Well-anchored expectations help ensure that the economy runs smoothly, allowing businesses and consumers to make rational spending and investment decisions. A benign environment like this in turn helps the Fed meet its inflation targets, completing the virtuous circle.
But the Fed is in a quandary right now, and markets in a frenzy, as they grapple with the strongest price pressures in years. Financial market inflation expectations as measured by inflation swaps and breakeven rates are the highest since 2014.
There is a growing view that the Fed will feel compelled to tighten policy earlier and more aggressively than it would like to ensure inflation remains transitory.

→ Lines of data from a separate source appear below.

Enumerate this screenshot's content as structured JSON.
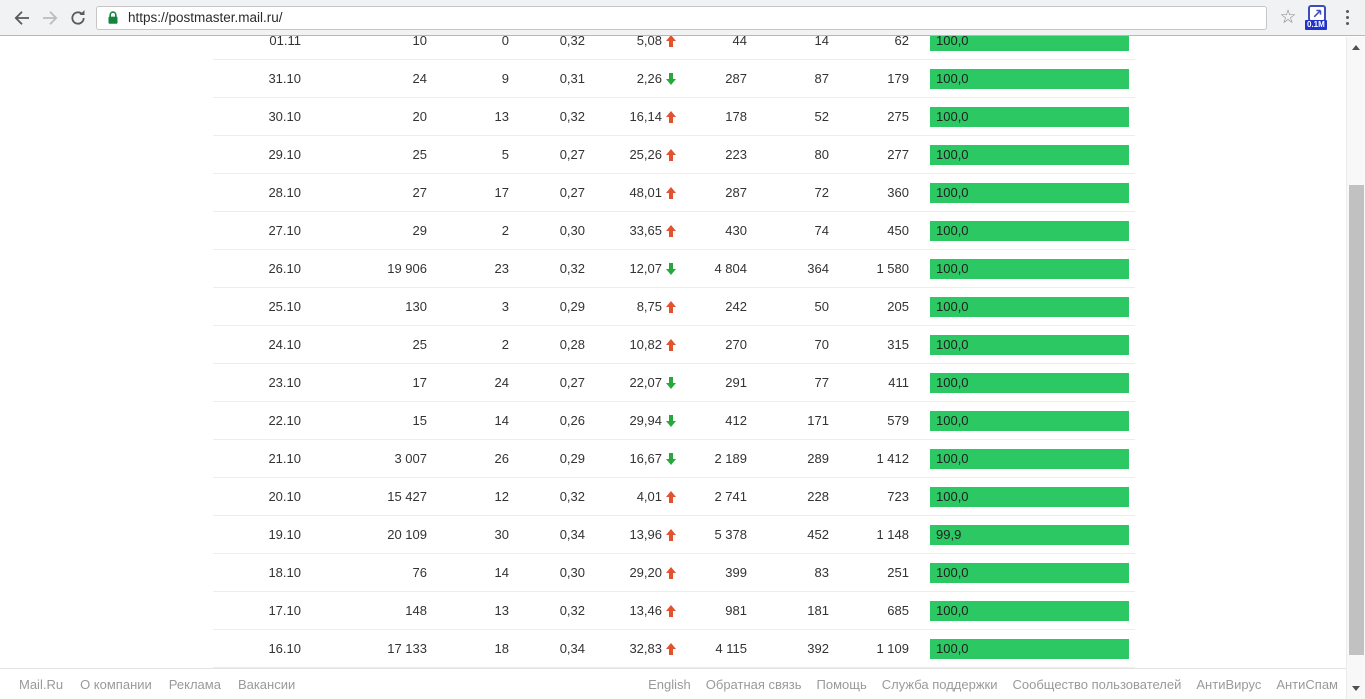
{
  "browser": {
    "url": "https://postmaster.mail.ru/",
    "extension_badge": "0.1M"
  },
  "colors": {
    "bar_green": "#2cc863",
    "trend_up": "#e2522e",
    "trend_down": "#27a83d",
    "lock_green": "#13853e"
  },
  "table": {
    "rows": [
      {
        "date": "01.11",
        "c1": "10",
        "c2": "0",
        "c3": "0,32",
        "trend": {
          "value": "5,08",
          "direction": "up"
        },
        "c5": "44",
        "c6": "14",
        "c7": "62",
        "bar": {
          "label": "100,0",
          "percent": 100
        }
      },
      {
        "date": "31.10",
        "c1": "24",
        "c2": "9",
        "c3": "0,31",
        "trend": {
          "value": "2,26",
          "direction": "down"
        },
        "c5": "287",
        "c6": "87",
        "c7": "179",
        "bar": {
          "label": "100,0",
          "percent": 100
        }
      },
      {
        "date": "30.10",
        "c1": "20",
        "c2": "13",
        "c3": "0,32",
        "trend": {
          "value": "16,14",
          "direction": "up"
        },
        "c5": "178",
        "c6": "52",
        "c7": "275",
        "bar": {
          "label": "100,0",
          "percent": 100
        }
      },
      {
        "date": "29.10",
        "c1": "25",
        "c2": "5",
        "c3": "0,27",
        "trend": {
          "value": "25,26",
          "direction": "up"
        },
        "c5": "223",
        "c6": "80",
        "c7": "277",
        "bar": {
          "label": "100,0",
          "percent": 100
        }
      },
      {
        "date": "28.10",
        "c1": "27",
        "c2": "17",
        "c3": "0,27",
        "trend": {
          "value": "48,01",
          "direction": "up"
        },
        "c5": "287",
        "c6": "72",
        "c7": "360",
        "bar": {
          "label": "100,0",
          "percent": 100
        }
      },
      {
        "date": "27.10",
        "c1": "29",
        "c2": "2",
        "c3": "0,30",
        "trend": {
          "value": "33,65",
          "direction": "up"
        },
        "c5": "430",
        "c6": "74",
        "c7": "450",
        "bar": {
          "label": "100,0",
          "percent": 100
        }
      },
      {
        "date": "26.10",
        "c1": "19 906",
        "c2": "23",
        "c3": "0,32",
        "trend": {
          "value": "12,07",
          "direction": "down"
        },
        "c5": "4 804",
        "c6": "364",
        "c7": "1 580",
        "bar": {
          "label": "100,0",
          "percent": 100
        }
      },
      {
        "date": "25.10",
        "c1": "130",
        "c2": "3",
        "c3": "0,29",
        "trend": {
          "value": "8,75",
          "direction": "up"
        },
        "c5": "242",
        "c6": "50",
        "c7": "205",
        "bar": {
          "label": "100,0",
          "percent": 100
        }
      },
      {
        "date": "24.10",
        "c1": "25",
        "c2": "2",
        "c3": "0,28",
        "trend": {
          "value": "10,82",
          "direction": "up"
        },
        "c5": "270",
        "c6": "70",
        "c7": "315",
        "bar": {
          "label": "100,0",
          "percent": 100
        }
      },
      {
        "date": "23.10",
        "c1": "17",
        "c2": "24",
        "c3": "0,27",
        "trend": {
          "value": "22,07",
          "direction": "down"
        },
        "c5": "291",
        "c6": "77",
        "c7": "411",
        "bar": {
          "label": "100,0",
          "percent": 100
        }
      },
      {
        "date": "22.10",
        "c1": "15",
        "c2": "14",
        "c3": "0,26",
        "trend": {
          "value": "29,94",
          "direction": "down"
        },
        "c5": "412",
        "c6": "171",
        "c7": "579",
        "bar": {
          "label": "100,0",
          "percent": 100
        }
      },
      {
        "date": "21.10",
        "c1": "3 007",
        "c2": "26",
        "c3": "0,29",
        "trend": {
          "value": "16,67",
          "direction": "down"
        },
        "c5": "2 189",
        "c6": "289",
        "c7": "1 412",
        "bar": {
          "label": "100,0",
          "percent": 100
        }
      },
      {
        "date": "20.10",
        "c1": "15 427",
        "c2": "12",
        "c3": "0,32",
        "trend": {
          "value": "4,01",
          "direction": "up"
        },
        "c5": "2 741",
        "c6": "228",
        "c7": "723",
        "bar": {
          "label": "100,0",
          "percent": 100
        }
      },
      {
        "date": "19.10",
        "c1": "20 109",
        "c2": "30",
        "c3": "0,34",
        "trend": {
          "value": "13,96",
          "direction": "up"
        },
        "c5": "5 378",
        "c6": "452",
        "c7": "1 148",
        "bar": {
          "label": "99,9",
          "percent": 99.9
        }
      },
      {
        "date": "18.10",
        "c1": "76",
        "c2": "14",
        "c3": "0,30",
        "trend": {
          "value": "29,20",
          "direction": "up"
        },
        "c5": "399",
        "c6": "83",
        "c7": "251",
        "bar": {
          "label": "100,0",
          "percent": 100
        }
      },
      {
        "date": "17.10",
        "c1": "148",
        "c2": "13",
        "c3": "0,32",
        "trend": {
          "value": "13,46",
          "direction": "up"
        },
        "c5": "981",
        "c6": "181",
        "c7": "685",
        "bar": {
          "label": "100,0",
          "percent": 100
        }
      },
      {
        "date": "16.10",
        "c1": "17 133",
        "c2": "18",
        "c3": "0,34",
        "trend": {
          "value": "32,83",
          "direction": "up"
        },
        "c5": "4 115",
        "c6": "392",
        "c7": "1 109",
        "bar": {
          "label": "100,0",
          "percent": 100
        }
      }
    ]
  },
  "footer": {
    "left_links": [
      "Mail.Ru",
      "О компании",
      "Реклама",
      "Вакансии"
    ],
    "right_links": [
      "English",
      "Обратная связь",
      "Помощь",
      "Служба поддержки",
      "Сообщество пользователей",
      "АнтиВирус",
      "АнтиСпам"
    ]
  }
}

Many emerging market central banks, most notably Brazil’s, are already well down this path, and those in developed economies are getting twitchy too.
The clear risk is that if current inflation pressures do prove to be “transitory”, as Fed policymakers still claim, then raising rates could slow economic activity, choke growth and maybe even tip the economy back toward recession.
Can policymakers put their faith in these expectations, and if so, which ones?
SPURIOUS LINKS
The Cleveland Fed paper analyzes inflation expectations from four main groups: households (University of Michigan 1-year consumer surveys); professional economists (Blue Chip Economic Indicators 1-year forecasts); businesses (Atlanta Fed survey); and financial markets (Cleveland Fed model including nominal Treasury yields, survey forecasts, inflation swaps data).
It finds that in some cases over the past decade the correlation between expected and actual inflation has been negative, “suggesting a much more limited ability of the expectations measures to predict one-year-ahead”.
Professional economists have consistently had the best track record going back to the 1980s and consumers the worst, while markets have been a “rather poor predictor” of overall inflation since 2011.
Regarding the Atlanta Fed survey of firms’ headline and core CPI forecasts, “our results suggest that one is better off simply basing one’s prediction on the average of the inflation series”, the paper’s authors find.
To be fair, making predictions is difficult, especially about the future, so it is understandable that people tend to look back in order to look forward.
Kit Juckes, head of FX strategy at Societe Generale in London, notes that because expectations are a function of past inflation, they underprice what will happen until inflation gets really high, then overprice it. By which point, growth may already be heading south.
This can complicate policy-making. The chart below shows how U.S. consumers have consistently over-estimated inflation over the past decade, although the negative spread in recent months suggests that may be changing.
In his rather more incendiary paper last month, Fed economist Jeremy Rudd states that the only basis for the view that expectations influence future inflation is essentially because expectations are embedded into forecasting models at all.
He argues there is nothing more than circumstantial evidence for a link between long-term inflation expectations and inflation’s long-run trend, and “no evidence at all” about what might be required to keep that trend in place.
But until something better fills that void, policymakers and financial markets can only work with the tools they have.
“It is without doubt the biggest question of the day, and rather than a clear idea of how it works, all we have is market pricing and forecasts,” said SocGen’s Juckes.